For the second time that day, Oscar found himself drawn to that mushy, ugly spot on the banks of the Thames where he had first made love.
It was a particularly yellow day. For no particular reason. Yellow light fell soft and translucent from the sky, touching the capital mesh of screaming nonsense around him and dancing a graceful ballet with the old polluted river.
The hot sun beating down on him as it was, Oscar's face crumpled in a strained irritation. As much as he adored the yellowness of London, that day he felt an intense dislike for natural forces which made him do something ugly. Such as squinting in the harsh glare of the almighty sun. One thing Oscar had always hated was ugliness, especially in himself.
To avoid the sun's glare Oscar wore a wide-brimmed black hat, the kind he imagined Victorian gentlemen would have worn. In fact, on this particular day the sun did not bother his vision at all. Later it tormented him by boiling him alive through his thick black overcoat. How fine he had looked in the tailor's mirror, the hat and coat matching perfectly. Oscar had never anticipated the coat would make him so very warm and, burning up though he was, he daren't remove it due to his rather portly embarrassing frame and his ridiculously bright orange braces.
"What a cruel world this is!" Oscar muttered to himself. He thought about his cavemen ancestors and to what lengths they had gone to master the elements. But nature would always dominate mankind, he concluded, it was simply the way of things.
Oscar realised he was brooding again, and set off along the banks of the Thames, after kicking some dirt over the spot where he had first made love. The yellow was beginning to leave London on its way to some foreign clime and a wily demonic red gradually replaced it. Oscar once revelled in sunsets, when he was a slim young poet, very much in love with life. Now he hated the twilight time. It represented death and age for Oscar, both natural inevitabilities over which Oscar had no control. Oscar liked to be in control.
He hurried towards home. He looked forward to conversing with Master Emerald.

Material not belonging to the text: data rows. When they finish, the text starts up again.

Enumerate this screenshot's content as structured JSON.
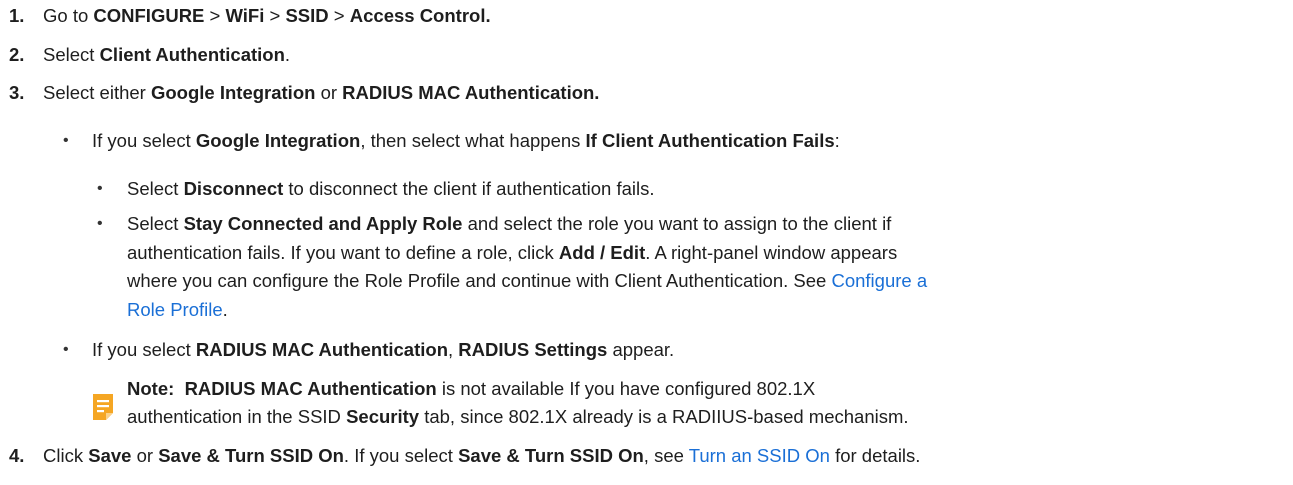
{
  "steps": {
    "s1": {
      "num": "1.",
      "t1": "Go to ",
      "b1": "CONFIGURE",
      "t2": " > ",
      "b2": "WiFi",
      "t3": " > ",
      "b3": "SSID",
      "t4": " > ",
      "b4": "Access Control."
    },
    "s2": {
      "num": "2.",
      "t1": "Select ",
      "b1": "Client Authentication",
      "t2": "."
    },
    "s3": {
      "num": "3.",
      "t1": "Select either ",
      "b1": "Google Integration",
      "t2": " or ",
      "b2": "RADIUS MAC Authentication."
    },
    "s4": {
      "num": "4.",
      "t1": "Click ",
      "b1": "Save",
      "t2": " or ",
      "b2": "Save & Turn SSID On",
      "t3": ". If you select ",
      "b3": "Save & Turn SSID On",
      "t4": ", see ",
      "link": "Turn an SSID On",
      "t5": " for details."
    }
  },
  "bullets": {
    "google": {
      "t1": "If you select ",
      "b1": "Google Integration",
      "t2": ", then select what happens ",
      "b2": "If Client Authentication Fails",
      "t3": ":"
    },
    "disconnect": {
      "t1": "Select ",
      "b1": "Disconnect",
      "t2": " to disconnect the client if authentication fails."
    },
    "stay": {
      "t1": "Select ",
      "b1": "Stay Connected and Apply Role",
      "t2": " and select the role you want to assign to the client if",
      "l2a": "authentication fails. If you want to define a role, click ",
      "l2b": "Add / Edit",
      "l2c": ". A right-panel window appears",
      "l3a": "where you can configure the Role Profile and continue with Client Authentication. See ",
      "l3link": "Configure a",
      "l4link": "Role Profile",
      "l4b": "."
    },
    "radius": {
      "t1": "If you select ",
      "b1": "RADIUS MAC Authentication",
      "t2": ", ",
      "b2": "RADIUS Settings",
      "t3": " appear."
    }
  },
  "note": {
    "label": "Note:  ",
    "b1": "RADIUS MAC Authentication",
    "t1": " is not available If you have configured 802.1X",
    "l2a": "authentication in the SSID ",
    "l2b": "Security",
    "l2c": " tab, since 802.1X already is a RADIIUS-based mechanism."
  },
  "bullet_char": "•",
  "colors": {
    "link": "#1a6fd6",
    "note_icon": "#f5a623"
  },
  "icons": {
    "note": "note-icon"
  }
}
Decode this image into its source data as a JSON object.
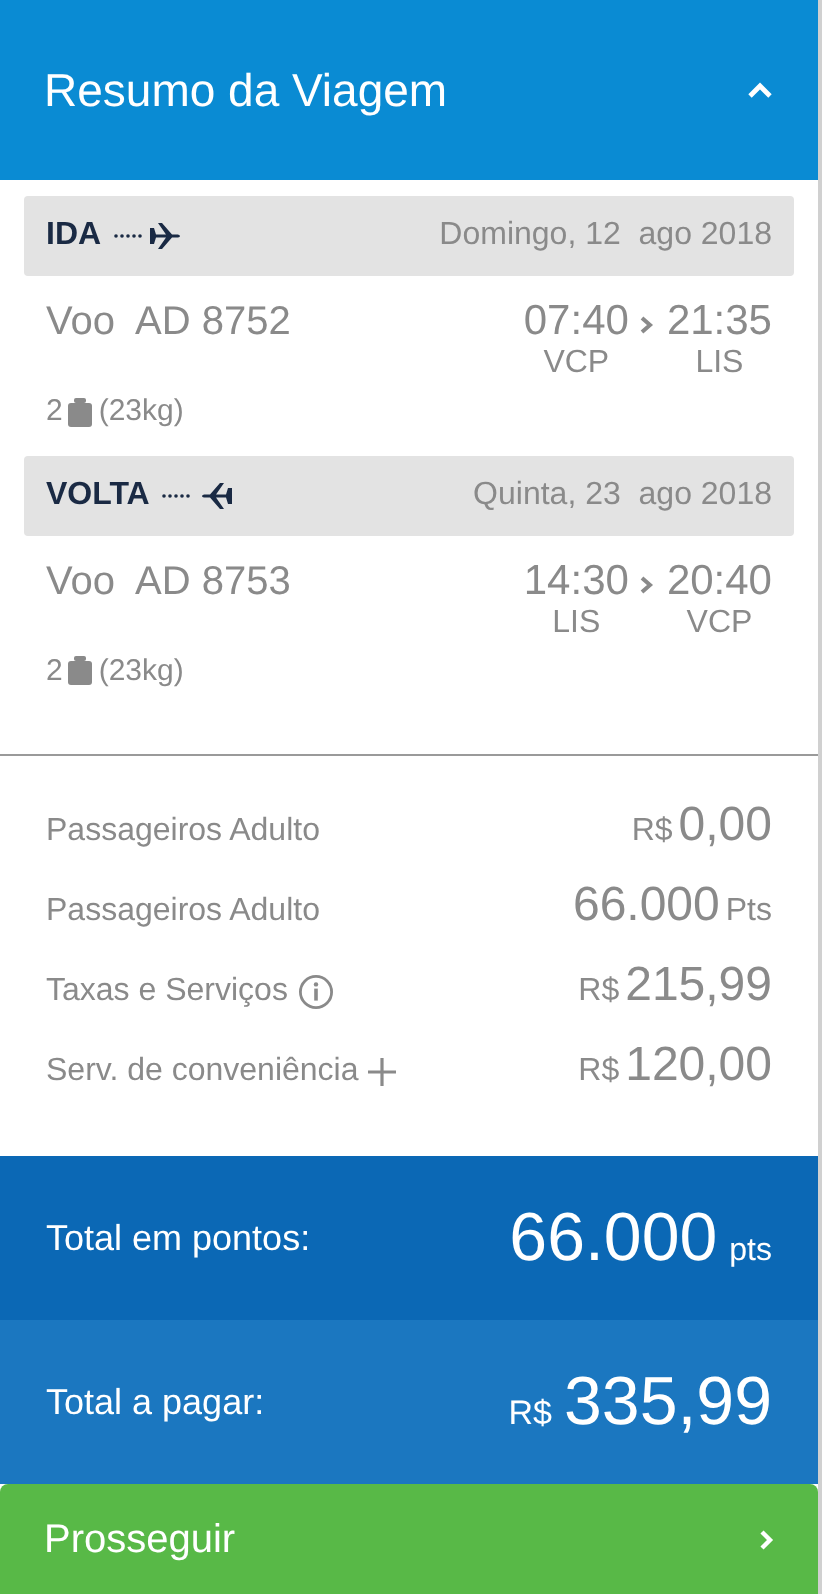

By the statue of Queen Victoria, Oscar was approached by a small young woman wearing a dusty army jacket and blue plaits in her hair.
Oscar paused dumbfounded. He could hear the girl talking, but only in a special little room in his head, the rest of him was concentrating on a terrifying wail which came from the river.
The girl was still raving. Oscar suddenly went into action; pushing the girl out of his way, loudly proclaiming 'Excuse me, my dear, it appears I am needed!'
He stormed towards the river, his wild hair throwing itself back and forth beneath the wide brimmed hat. On the banks, curiously at the same spot he had stood minutes earlier, he was accosted by a group of screaming children.
The tallest, a dark-haired skinny youth, tugged on his blazer shouting ' Please, mister, little Tommy's fallen in the old Father Thames. Help him mister, please!'
Without thinking of the consequences, Oscar went into action.